The main advantage of dealing with sets, as opposed to dealing with numbers, is that when we have sets, we can consider maps between sets, we can look at elements of sets, and we can do all kinds of funny things which we could notdo with numbers. For instance, sayingthat the number of permutations is more than the number of unordered set partitions, is not as informative as actually describing a surjective map from the set of all permutations to the set of all set partitions. That surjective map will not only show that there are more permutations than set partitions, but will also show that the number of permutations with a given unordered integer partition as cycle type, is more than the number of permutations with that same unordered partition as subset sizes.

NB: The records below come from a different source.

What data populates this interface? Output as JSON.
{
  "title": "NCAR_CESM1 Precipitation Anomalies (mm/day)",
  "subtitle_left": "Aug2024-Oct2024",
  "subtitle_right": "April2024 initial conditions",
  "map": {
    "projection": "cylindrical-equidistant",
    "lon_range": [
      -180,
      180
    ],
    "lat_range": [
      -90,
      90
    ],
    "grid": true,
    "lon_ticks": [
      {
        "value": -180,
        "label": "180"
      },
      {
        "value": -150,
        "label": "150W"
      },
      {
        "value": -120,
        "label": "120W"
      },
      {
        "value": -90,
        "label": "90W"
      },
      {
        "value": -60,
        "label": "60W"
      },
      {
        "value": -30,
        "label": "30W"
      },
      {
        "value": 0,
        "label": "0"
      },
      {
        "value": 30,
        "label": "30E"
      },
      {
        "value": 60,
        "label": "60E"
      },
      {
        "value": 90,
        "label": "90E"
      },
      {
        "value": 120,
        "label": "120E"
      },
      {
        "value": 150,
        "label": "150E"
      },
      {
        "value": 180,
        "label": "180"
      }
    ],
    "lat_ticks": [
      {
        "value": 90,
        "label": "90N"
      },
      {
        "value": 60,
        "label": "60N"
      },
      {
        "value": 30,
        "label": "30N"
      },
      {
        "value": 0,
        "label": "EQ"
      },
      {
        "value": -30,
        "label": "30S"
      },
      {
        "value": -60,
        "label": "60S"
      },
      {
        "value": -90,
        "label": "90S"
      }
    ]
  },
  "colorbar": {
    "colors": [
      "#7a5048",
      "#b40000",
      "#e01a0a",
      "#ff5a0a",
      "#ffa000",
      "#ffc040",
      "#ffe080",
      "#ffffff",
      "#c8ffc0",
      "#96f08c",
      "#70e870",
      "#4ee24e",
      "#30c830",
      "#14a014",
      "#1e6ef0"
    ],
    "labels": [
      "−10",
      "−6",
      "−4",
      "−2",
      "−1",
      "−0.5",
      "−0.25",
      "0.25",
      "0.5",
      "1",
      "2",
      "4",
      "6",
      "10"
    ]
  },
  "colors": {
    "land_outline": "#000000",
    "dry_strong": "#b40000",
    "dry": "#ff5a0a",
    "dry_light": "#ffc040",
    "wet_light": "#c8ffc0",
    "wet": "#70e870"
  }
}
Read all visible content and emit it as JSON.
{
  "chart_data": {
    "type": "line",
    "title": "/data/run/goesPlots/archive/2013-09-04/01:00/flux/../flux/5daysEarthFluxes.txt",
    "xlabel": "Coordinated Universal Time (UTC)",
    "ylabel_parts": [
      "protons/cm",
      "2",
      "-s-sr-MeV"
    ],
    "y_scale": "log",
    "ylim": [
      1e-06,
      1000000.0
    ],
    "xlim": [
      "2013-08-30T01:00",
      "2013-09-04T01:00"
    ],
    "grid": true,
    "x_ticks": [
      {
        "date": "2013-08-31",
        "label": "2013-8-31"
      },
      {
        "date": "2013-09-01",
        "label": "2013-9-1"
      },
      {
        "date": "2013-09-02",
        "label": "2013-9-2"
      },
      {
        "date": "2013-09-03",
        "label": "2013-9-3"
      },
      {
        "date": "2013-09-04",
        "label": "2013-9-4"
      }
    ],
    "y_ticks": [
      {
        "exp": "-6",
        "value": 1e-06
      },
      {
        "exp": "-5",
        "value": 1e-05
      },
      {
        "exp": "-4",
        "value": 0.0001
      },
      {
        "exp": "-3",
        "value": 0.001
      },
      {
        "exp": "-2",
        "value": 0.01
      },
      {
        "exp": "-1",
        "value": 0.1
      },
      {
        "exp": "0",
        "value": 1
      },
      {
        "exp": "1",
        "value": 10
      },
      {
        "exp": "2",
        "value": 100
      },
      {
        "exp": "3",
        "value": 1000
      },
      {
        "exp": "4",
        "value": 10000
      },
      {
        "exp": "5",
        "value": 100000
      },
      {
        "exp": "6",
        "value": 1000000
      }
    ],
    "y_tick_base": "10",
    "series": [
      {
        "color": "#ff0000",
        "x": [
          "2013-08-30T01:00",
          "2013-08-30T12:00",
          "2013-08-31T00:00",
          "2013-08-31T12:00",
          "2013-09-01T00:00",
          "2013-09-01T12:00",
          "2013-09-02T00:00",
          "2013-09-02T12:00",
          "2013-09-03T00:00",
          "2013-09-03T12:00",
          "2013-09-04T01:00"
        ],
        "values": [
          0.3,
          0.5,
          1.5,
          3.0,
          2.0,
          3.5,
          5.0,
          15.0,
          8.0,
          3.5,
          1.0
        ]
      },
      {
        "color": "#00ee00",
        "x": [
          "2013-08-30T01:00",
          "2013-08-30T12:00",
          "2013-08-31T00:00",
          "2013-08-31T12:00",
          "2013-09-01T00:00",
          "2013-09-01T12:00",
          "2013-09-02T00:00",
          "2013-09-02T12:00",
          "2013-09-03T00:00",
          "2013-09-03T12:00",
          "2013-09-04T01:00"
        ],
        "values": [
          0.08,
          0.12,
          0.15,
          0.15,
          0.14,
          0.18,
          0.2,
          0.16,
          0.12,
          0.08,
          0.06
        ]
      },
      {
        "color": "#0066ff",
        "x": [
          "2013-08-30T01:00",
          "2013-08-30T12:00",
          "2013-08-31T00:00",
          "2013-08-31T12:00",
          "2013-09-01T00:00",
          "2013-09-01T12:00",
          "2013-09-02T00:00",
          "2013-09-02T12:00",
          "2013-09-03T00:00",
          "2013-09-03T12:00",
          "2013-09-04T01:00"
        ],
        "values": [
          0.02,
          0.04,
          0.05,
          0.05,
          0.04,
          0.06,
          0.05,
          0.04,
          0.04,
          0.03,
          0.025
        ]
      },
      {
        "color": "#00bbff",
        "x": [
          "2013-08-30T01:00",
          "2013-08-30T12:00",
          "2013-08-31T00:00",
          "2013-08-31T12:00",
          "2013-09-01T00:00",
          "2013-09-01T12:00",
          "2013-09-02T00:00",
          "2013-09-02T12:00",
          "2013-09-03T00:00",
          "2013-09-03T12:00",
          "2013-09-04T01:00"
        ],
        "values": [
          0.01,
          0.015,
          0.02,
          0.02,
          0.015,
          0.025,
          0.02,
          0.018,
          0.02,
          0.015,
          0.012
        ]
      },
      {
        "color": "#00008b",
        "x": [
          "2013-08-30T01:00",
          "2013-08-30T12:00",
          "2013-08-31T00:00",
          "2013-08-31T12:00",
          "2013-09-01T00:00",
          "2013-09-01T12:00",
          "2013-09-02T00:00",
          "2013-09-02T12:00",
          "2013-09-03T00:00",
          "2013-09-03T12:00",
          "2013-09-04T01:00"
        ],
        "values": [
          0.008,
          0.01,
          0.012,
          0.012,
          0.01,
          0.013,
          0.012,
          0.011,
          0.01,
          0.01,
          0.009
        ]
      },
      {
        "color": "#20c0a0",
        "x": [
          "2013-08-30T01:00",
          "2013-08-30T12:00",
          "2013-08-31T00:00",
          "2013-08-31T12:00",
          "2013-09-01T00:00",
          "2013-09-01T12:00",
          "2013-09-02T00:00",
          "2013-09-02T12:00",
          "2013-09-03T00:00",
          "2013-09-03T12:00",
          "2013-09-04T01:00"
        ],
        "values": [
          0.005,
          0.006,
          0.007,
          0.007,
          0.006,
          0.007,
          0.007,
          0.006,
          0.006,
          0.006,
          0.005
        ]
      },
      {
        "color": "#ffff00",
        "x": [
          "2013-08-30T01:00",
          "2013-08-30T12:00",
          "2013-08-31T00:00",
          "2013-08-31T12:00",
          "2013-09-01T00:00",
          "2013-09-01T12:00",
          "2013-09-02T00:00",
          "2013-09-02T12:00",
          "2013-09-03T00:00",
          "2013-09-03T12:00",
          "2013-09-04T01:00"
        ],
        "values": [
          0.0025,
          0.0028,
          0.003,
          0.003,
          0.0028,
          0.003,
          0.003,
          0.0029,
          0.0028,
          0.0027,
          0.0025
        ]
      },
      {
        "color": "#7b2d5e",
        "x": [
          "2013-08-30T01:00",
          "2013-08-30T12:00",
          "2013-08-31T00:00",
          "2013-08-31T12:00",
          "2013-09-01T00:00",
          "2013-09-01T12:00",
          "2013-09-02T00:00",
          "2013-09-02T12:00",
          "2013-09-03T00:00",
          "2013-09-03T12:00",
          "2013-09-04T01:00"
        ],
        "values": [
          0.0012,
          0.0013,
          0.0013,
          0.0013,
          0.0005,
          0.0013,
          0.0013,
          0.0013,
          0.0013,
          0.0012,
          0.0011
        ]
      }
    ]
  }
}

It can thus also show that unsigned Stirling numbers of the first kind are always bigger than the corresponding Stirling numbers of the second kind, and so on.
I wouldn’t have paid too much attention to this paradigm of thought that I observed myself had it not been that, while discussing Olympiad mathematics with a young aspirant, Ashwath, I happened to repeat these ideas and he really took them to heart. He said that this aprpoach really changed the way he looked at combinatorics, and helped him perceive much more structure in it.
Over the last few days, I have seen a lot of situations wherein I am forced to revise my Think in terms of sets, not numbers paradigm. Rather, I should say think in terms of structures, not numbers where structure usually means a set with additional combinatorial, algebraic, topological or other information encoded into it. Those who are thinking as primitively as numbers, of course need to move to the set-level. But even those who think only in terms of sets need to move upwards.
In fact, it is illustrative of all that I am saying that many laypersons describe mathematics as the study of numbers, while most mathematicians define mathematics as the study of structures and patterns.
I’ll describea few examples.
One of the recent developments in mathematics is the so-called Khovanov invariant theory. Prior to Khovanov invariants, the best way to study a knot (yes, knot in the usual physical sense) was to associate to it a polynomial, the so-called Jones polynomial, whose coefficients basically store some numerical information obtained by trying to perform Reidemeister moves at ea ch crossing of the knot. The Jones polynomial is thus essentially a set of numbers associated with the knot.
Khovanov came up with the brilliant idea of modifying the original construction so that, instead of numbers, we manage to get whole families of vector spaces, such that if we take the dimensions of these vector spaces, and perform suitable summations, we land up with the coefficients of the Jones polynomial. The beauty and power of Khovanov invariants lies in the fact that one can look at these vector spaces (they give a homology theory) and define maps between vector spaces — in fact (for those who care) this is a functor from the category of knots with morphisms as cobordisms, to the category of homology complexes with the usual morphisms of complexes.
Similarly, recently, one of the research students at the ENS, Olivier Dudas, was telling me about his research work on the representation theory of finite groups. It turns out that in order to study certain kinds of representation theory, he again needs to consider other, more complicated, complex-like objects such that, when we take suitable alternating sumations, we get down to the original object. In other words, the representations themselves do not have enough structure — it is necessary to go beyond them to some more structured object to draw inferences and conclusions.
The great (as well as irritating) thing about mathematical structures is that they live on for ever. Once we create a mathematical structure, there is no way of destroying it, except through creating an even more inclusive mathematical structure. Thus, mathematical structures that were created or devised to solve particular problems, have stayed on in history and have soon been studied in their own right.
The recent development of the theory of quantum groups illustrates yet another principle in this structure-oriented thinking. Namely, that if one wants to consider variation of a structure, which itself is fairly rigid, it makes sense to put a lot of other auxilliary structure, and then vary. For instance, onecannot directly vary the structure of a group — it is a fairly rigid object. HOwever, what one can do is look at the group algebra and try to geenralize the notion of group algebra to that of Hopf algebra, and then try to deform the group algebra slightly in such a way that it continues to remain a Hopf algebra. This gives us the notion of quantum group.
It is rather unfortunate that in our school education, even the elementary language of sets is taught only in high school, and is not used to its fullest power even in the most elementary of combinatorics. The strange thing is that set-theoretic language is more concrete than the numerical language, so it should be what the champions of concrete mathematics should favour — ideally every combinatorics problem should be solved with sets and cardinalities should be taken at the very last step, for computations. If students are inculcated with this mindset, it may be much easier for them to grasp the structural thinking of higher mathematics.